Fast forward eight years to a small apartment in Hayward, California. I decided the story bouncing around in my head during my commute from Hayward to Berkeley for my reporting job deserved some more attention. I said to my (now) husband that I wanted to focus on fiction, and I did just that. I began my first (trunk) novel, a huge epic about a pair of thieves who get embroiled in a political conspiracy to return magic and science to their stagnated nation. I stayed up until the wee hours of the morning rereading Martin’s books, learning about point of view and narration from his chapters.

Fast forward another three years to 2011. I met the wonderful Emmie Mears through WordPress and a shared experience of familial tragedy. We discovered a mutual love of Buffy and all things fantastic, and suddenly we were fast friends who had never met in person.

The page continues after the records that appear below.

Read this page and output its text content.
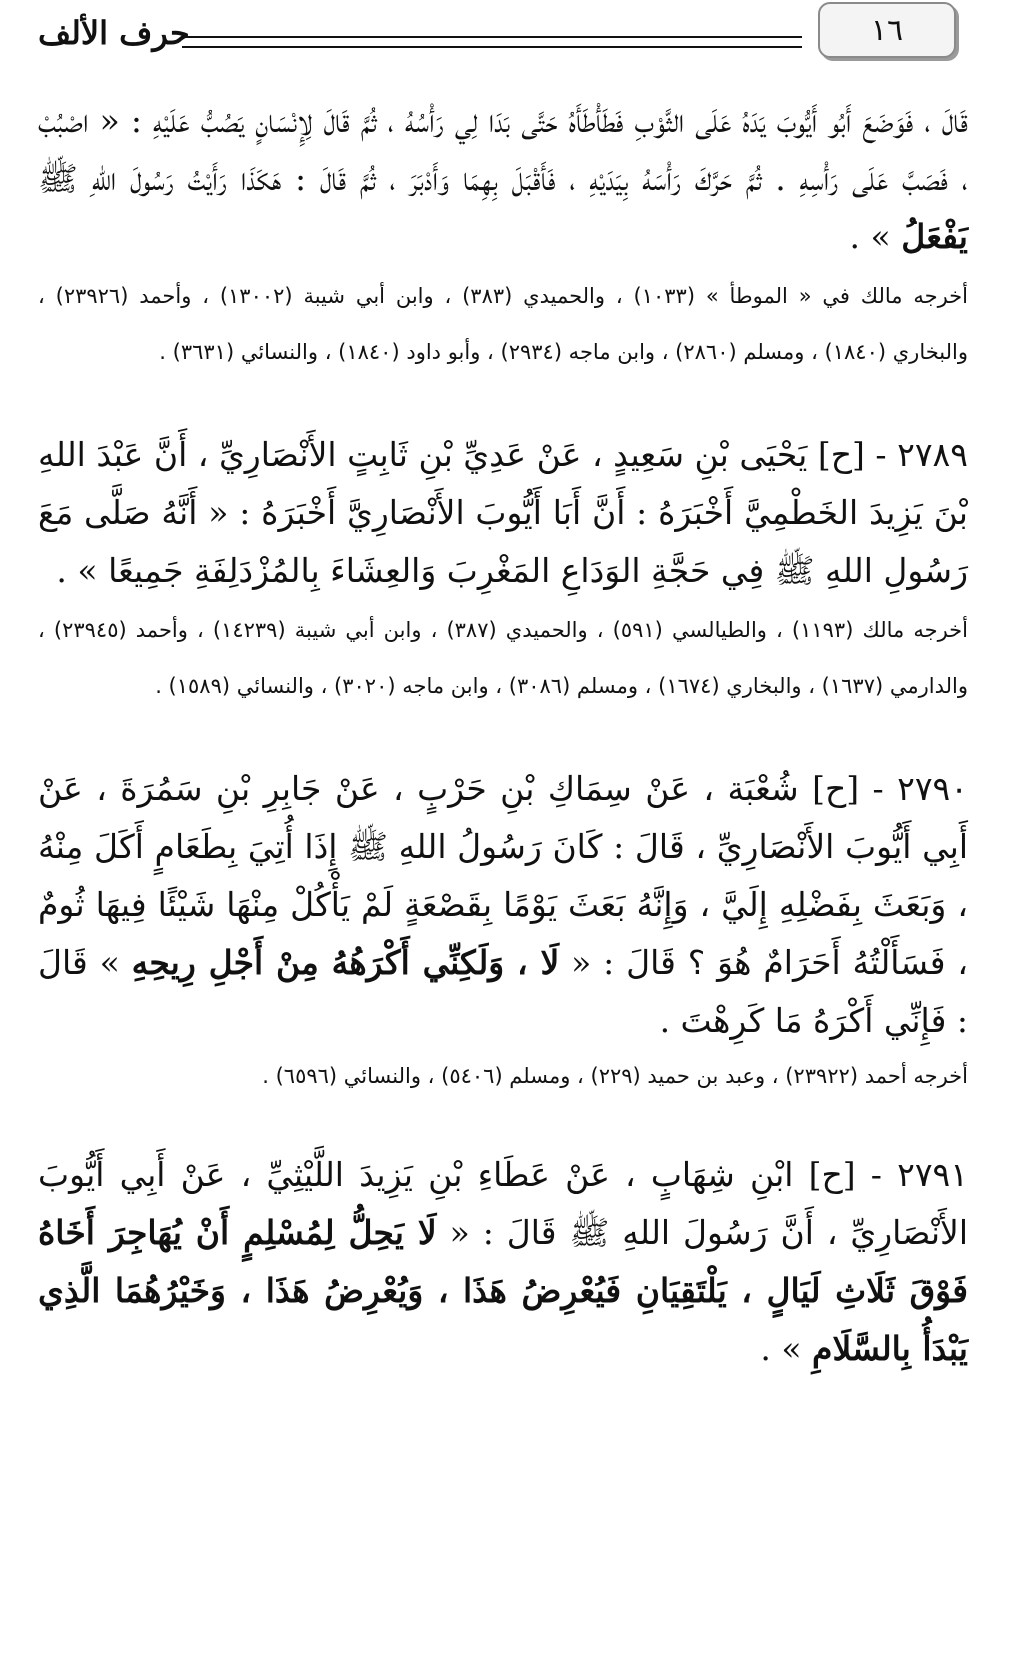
١٦
حرف الألف

قَالَ ، فَوَضَعَ أَبُو أَيُّوبَ يَدَهُ عَلَى الثَّوْبِ فَطَأْطَأَهُ حَتَّى بَدَا لِي رَأْسُهُ ، ثُمَّ قَالَ لِإِنْسَانٍ يَصُبُّ عَلَيْهِ : « اصْبُبْ ، فَصَبَّ عَلَى رَأْسِهِ . ثُمَّ حَرَّكَ رَأْسَهُ بِيَدَيْهِ ، فَأَقْبَلَ بِهِمَا وَأَدْبَرَ ، ثُمَّ قَالَ : هَكَذَا رَأَيْتُ رَسُولَ اللهِ ﷺ يَفْعَلُ » .

أخرجه مالك في « الموطأ » (١٠٣٣) ، والحميدي (٣٨٣) ، وابن أبي شيبة (١٣٠٠٢) ، وأحمد (٢٣٩٢٦) ، والبخاري (١٨٤٠) ، ومسلم (٢٨٦٠) ، وابن ماجه (٢٩٣٤) ، وأبو داود (١٨٤٠) ، والنسائي (٣٦٣١) .

٢٧٨٩ - [ح] يَحْيَى بْنِ سَعِيدٍ ، عَنْ عَدِيِّ بْنِ ثَابِتٍ الأَنْصَارِيِّ ، أَنَّ عَبْدَ اللهِ بْنَ يَزِيدَ الخَطْمِيَّ أَخْبَرَهُ : أَنَّ أَبَا أَيُّوبَ الأَنْصَارِيَّ أَخْبَرَهُ : « أَنَّهُ صَلَّى مَعَ رَسُولِ اللهِ ﷺ فِي حَجَّةِ الوَدَاعِ المَغْرِبَ وَالعِشَاءَ بِالمُزْدَلِفَةِ جَمِيعًا » .

أخرجه مالك (١١٩٣) ، والطيالسي (٥٩١) ، والحميدي (٣٨٧) ، وابن أبي شيبة (١٤٢٣٩) ، وأحمد (٢٣٩٤٥) ، والدارمي (١٦٣٧) ، والبخاري (١٦٧٤) ، ومسلم (٣٠٨٦) ، وابن ماجه (٣٠٢٠) ، والنسائي (١٥٨٩) .

٢٧٩٠ - [ح] شُعْبَة ، عَنْ سِمَاكِ بْنِ حَرْبٍ ، عَنْ جَابِرِ بْنِ سَمُرَةَ ، عَنْ أَبِي أَيُّوبَ الأَنْصَارِيِّ ، قَالَ : كَانَ رَسُولُ اللهِ ﷺ إِذَا أُتِيَ بِطَعَامٍ أَكَلَ مِنْهُ ، وَبَعَثَ بِفَضْلِهِ إِلَيَّ ، وَإِنَّهُ بَعَثَ يَوْمًا بِقَصْعَةٍ لَمْ يَأْكُلْ مِنْهَا شَيْئًا فِيهَا ثُومٌ ، فَسَأَلْتُهُ أَحَرَامٌ هُوَ ؟ قَالَ : « لَا ، وَلَكِنِّي أَكْرَهُهُ مِنْ أَجْلِ رِيحِهِ » قَالَ : فَإِنِّي أَكْرَهُ مَا كَرِهْتَ .

أخرجه أحمد (٢٣٩٢٢) ، وعبد بن حميد (٢٢٩) ، ومسلم (٥٤٠٦) ، والنسائي (٦٥٩٦) .

٢٧٩١ - [ح] ابْنِ شِهَابٍ ، عَنْ عَطَاءِ بْنِ يَزِيدَ اللَّيْثِيِّ ، عَنْ أَبِي أَيُّوبَ الأَنْصَارِيِّ ، أَنَّ رَسُولَ اللهِ ﷺ قَالَ : « لَا يَحِلُّ لِمُسْلِمٍ أَنْ يُهَاجِرَ أَخَاهُ فَوْقَ ثَلَاثِ لَيَالٍ ، يَلْتَقِيَانِ فَيُعْرِضُ هَذَا ، وَيُعْرِضُ هَذَا ، وَخَيْرُهُمَا الَّذِي يَبْدَأُ بِالسَّلَامِ » .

Now, in 2013, I had the great privilege of flying out to Maryland and meeting Emmie in real life.

e and k

Bosom friends meet at last.

Aww.

In case you haven’t noticed ’round these parts, Emmie has been a huge part of my life in the last two years. We’ve commiserated, celebrated, even long-distance watched movies together. Though it started as an Anne of Green Gables joke, she IS a bosom friend, and one I’m so very grateful to have in my life. My sanity would have suffered much more in the last 18-months without her supportive, bosom-friendy presence.

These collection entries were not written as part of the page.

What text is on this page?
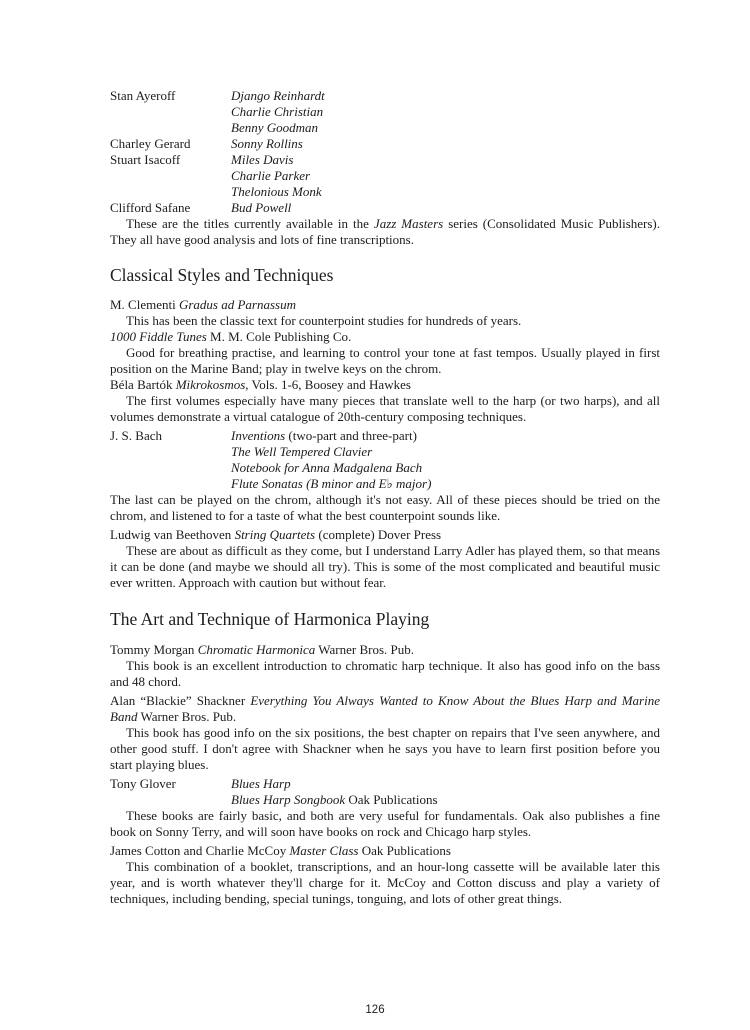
Stan Ayeroff	Django Reinhardt
Charlie Christian
Benny Goodman
Charley Gerard	Sonny Rollins
Stuart Isacoff	Miles Davis
Charlie Parker
Thelonious Monk
Clifford Safane	Bud Powell

These are the titles currently available in the Jazz Masters series (Consolidated Music Publishers). They all have good analysis and lots of fine transcriptions.

Classical Styles and Techniques

M. Clementi Gradus ad Parnassum

This has been the classic text for counterpoint studies for hundreds of years.

1000 Fiddle Tunes M. M. Cole Publishing Co.

Good for breathing practise, and learning to control your tone at fast tempos. Usually played in first position on the Marine Band; play in twelve keys on the chrom.

Béla Bartók Mikrokosmos, Vols. 1-6, Boosey and Hawkes

The first volumes especially have many pieces that translate well to the harp (or two harps), and all volumes demonstrate a virtual catalogue of 20th-century composing techniques.

J. S. Bach	Inventions (two-part and three-part)
The Well Tempered Clavier
Notebook for Anna Madgalena Bach
Flute Sonatas (B minor and E♭ major)

The last can be played on the chrom, although it's not easy. All of these pieces should be tried on the chrom, and listened to for a taste of what the best counterpoint sounds like.

Ludwig van Beethoven String Quartets (complete) Dover Press

These are about as difficult as they come, but I understand Larry Adler has played them, so that means it can be done (and maybe we should all try). This is some of the most complicated and beautiful music ever written. Approach with caution but without fear.

The Art and Technique of Harmonica Playing

Tommy Morgan Chromatic Harmonica Warner Bros. Pub.

This book is an excellent introduction to chromatic harp technique. It also has good info on the bass and 48 chord.

Alan “Blackie” Shackner Everything You Always Wanted to Know About the Blues Harp and Marine Band Warner Bros. Pub.

This book has good info on the six positions, the best chapter on repairs that I've seen anywhere, and other good stuff. I don't agree with Shackner when he says you have to learn first position before you start playing blues.

Tony Glover	Blues Harp
Blues Harp Songbook Oak Publications

These books are fairly basic, and both are very useful for fundamentals. Oak also publishes a fine book on Sonny Terry, and will soon have books on rock and Chicago harp styles.

James Cotton and Charlie McCoy Master Class Oak Publications

This combination of a booklet, transcriptions, and an hour-long cassette will be available later this year, and is worth whatever they'll charge for it. McCoy and Cotton discuss and play a variety of techniques, including bending, special tunings, tonguing, and lots of other great things.

126
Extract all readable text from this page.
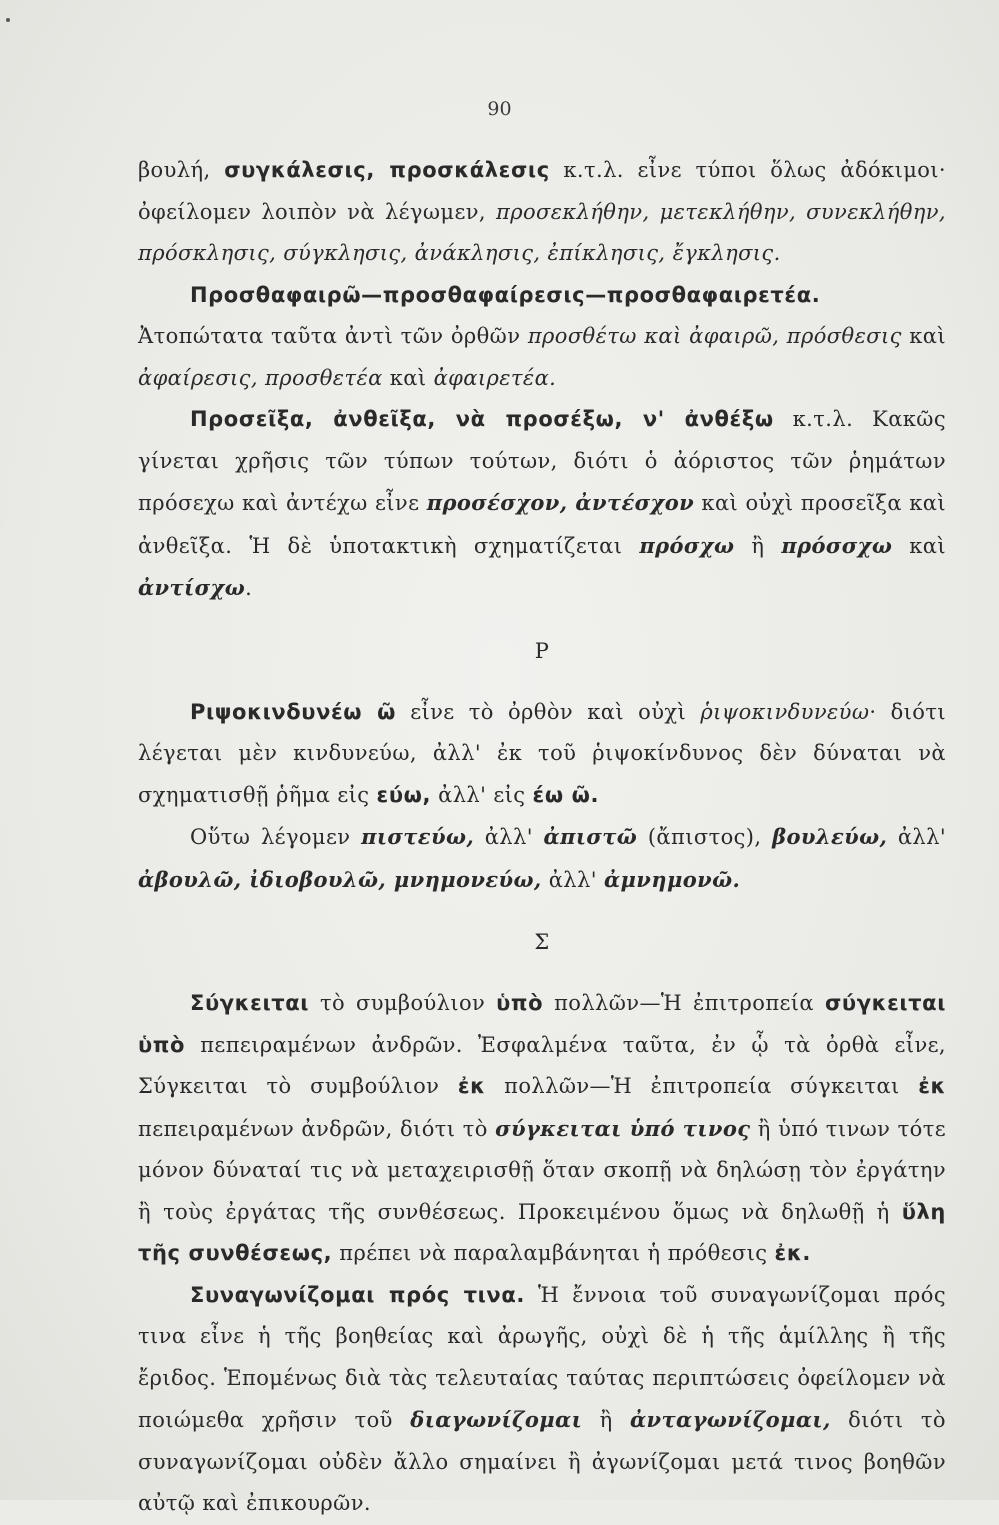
90

βουλή, συγκάλεσις, προσκάλεσις κ.τ.λ. εἶνε τύποι ὅλως ἀδόκιμοι· ὀφείλομεν λοιπὸν νὰ λέγωμεν, προσεκλήθην, μετεκλήθην, συνεκλήθην, πρόσκλησις, σύγκλησις, ἀνάκλησις, ἐπίκλησις, ἔγκλησις.

Προσθαφαιρῶ—προσθαφαίρεσις—προσθαφαιρετέα. Ἀτοπώτατα ταῦτα ἀντὶ τῶν ὀρθῶν προσθέτω καὶ ἀφαιρῶ, πρόσθεσις καὶ ἀφαίρεσις, προσθετέα καὶ ἀφαιρετέα.

Προσεῖξα, ἀνθεῖξα, νὰ προσέξω, ν' ἀνθέξω κ.τ.λ. Κακῶς γίνεται χρῆσις τῶν τύπων τούτων, διότι ὁ ἀόριστος τῶν ῥημάτων πρόσεχω καὶ ἀντέχω εἶνε προσέσχον, ἀντέσχον καὶ οὐχὶ προσεῖξα καὶ ἀνθεῖξα. Ἡ δὲ ὑποτακτικὴ σχηματίζεται πρόσχω ἢ πρόσσχω καὶ ἀντίσχω.

Ρ

Ριψοκινδυνέω ῶ εἶνε τὸ ὀρθὸν καὶ οὐχὶ ῥιψοκινδυνεύω· διότι λέγεται μὲν κινδυνεύω, ἀλλ' ἐκ τοῦ ῥιψοκίνδυνος δὲν δύναται νὰ σχηματισθῇ ῥῆμα εἰς εύω, ἀλλ' εἰς έω ῶ.

Οὕτω λέγομεν πιστεύω, ἀλλ' ἀπιστῶ (ἄπιστος), βουλεύω, ἀλλ' ἀβουλῶ, ἰδιοβουλῶ, μνημονεύω, ἀλλ' ἀμνημονῶ.

Σ

Σύγκειται τὸ συμβούλιον ὑπὸ πολλῶν—Ἡ ἐπιτροπεία σύγκειται ὑπὸ πεπειραμένων ἀνδρῶν. Ἐσφαλμένα ταῦτα, ἐν ᾧ τὰ ὀρθὰ εἶνε, Σύγκειται τὸ συμβούλιον ἐκ πολλῶν—Ἡ ἐπιτροπεία σύγκειται ἐκ πεπειραμένων ἀνδρῶν, διότι τὸ σύγκειται ὑπό τινος ἢ ὑπό τινων τότε μόνον δύναταί τις νὰ μεταχειρισθῇ ὅταν σκοπῇ νὰ δηλώσῃ τὸν ἐργάτην ἢ τοὺς ἐργάτας τῆς συνθέσεως. Προκειμένου ὅμως νὰ δηλωθῇ ἡ ὕλη τῆς συνθέσεως, πρέπει νὰ παραλαμβάνηται ἡ πρόθεσις ἐκ.

Συναγωνίζομαι πρός τινα. Ἡ ἔννοια τοῦ συναγωνίζομαι πρός τινα εἶνε ἡ τῆς βοηθείας καὶ ἀρωγῆς, οὐχὶ δὲ ἡ τῆς ἁμίλλης ἢ τῆς ἔριδος. Ἑπομένως διὰ τὰς τελευταίας ταύτας περιπτώσεις ὀφείλομεν νὰ ποιώμεθα χρῆσιν τοῦ διαγωνίζομαι ἢ ἀνταγωνίζομαι, διότι τὸ συναγωνίζομαι οὐδὲν ἄλλο σημαίνει ἢ ἀγωνίζομαι μετά τινος βοηθῶν αὐτῷ καὶ ἐπικουρῶν.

So what does my abiding love for Emmie have to do with my abiding love for GRRM?

Well, come Capclave and our time together, we encountered guest of honor, George R. R. Martin himself. Emmie sat beside me in the front row while he did his first reading and I blushed every time he looked toward us.

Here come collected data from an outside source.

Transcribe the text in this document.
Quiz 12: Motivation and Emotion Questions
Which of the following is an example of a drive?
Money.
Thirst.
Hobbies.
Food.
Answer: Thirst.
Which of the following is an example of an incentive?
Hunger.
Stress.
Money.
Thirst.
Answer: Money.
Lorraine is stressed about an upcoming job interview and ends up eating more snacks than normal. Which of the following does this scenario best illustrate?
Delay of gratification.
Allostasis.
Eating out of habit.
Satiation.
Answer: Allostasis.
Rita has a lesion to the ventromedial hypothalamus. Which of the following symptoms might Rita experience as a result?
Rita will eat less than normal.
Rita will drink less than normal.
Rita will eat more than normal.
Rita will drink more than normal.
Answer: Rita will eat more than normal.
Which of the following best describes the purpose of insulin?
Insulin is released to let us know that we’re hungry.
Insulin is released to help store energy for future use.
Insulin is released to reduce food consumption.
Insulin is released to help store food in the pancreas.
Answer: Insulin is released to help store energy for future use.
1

Then, at nearly one a.m. after a Scotch-tasting party, when I gushingly said I wanted to tell him that I used to stay up late rereading A Game of Thrones to learn about perspective and how much that helped me, Emmie said four simple words:

“You should tell him.”

So I did. I fanned out so hard. I told him how he was a huge influence on me, how his writing gave me the courage and the inspiration to try writing a ridiculously huge novel with multiple point of view characters. And then, because there was an awkward pause, I said it must have helped, since I now have an agent.

And because he’s awesome and kind enough to hang out with his fans, George R. R. Martin asked about my agent. And our writing. And our process. And told us about his own childhood.

We got to take a photo with him, too.

Photo does not include mental squeeing.

Photo does not include mental squeeing. Also, yes, I am this short.

Lifetime achievement: unlocked.

Since this photo, people have teased me. Said I should have it framed and hung in my bedroom. Above my desk. Treasure it forever.

And you know what? I’m totally going to do it. These two writers have influenced me more than I can say. I would be honored to hang them above my workspace.

Friends and heroes. What’s the difference?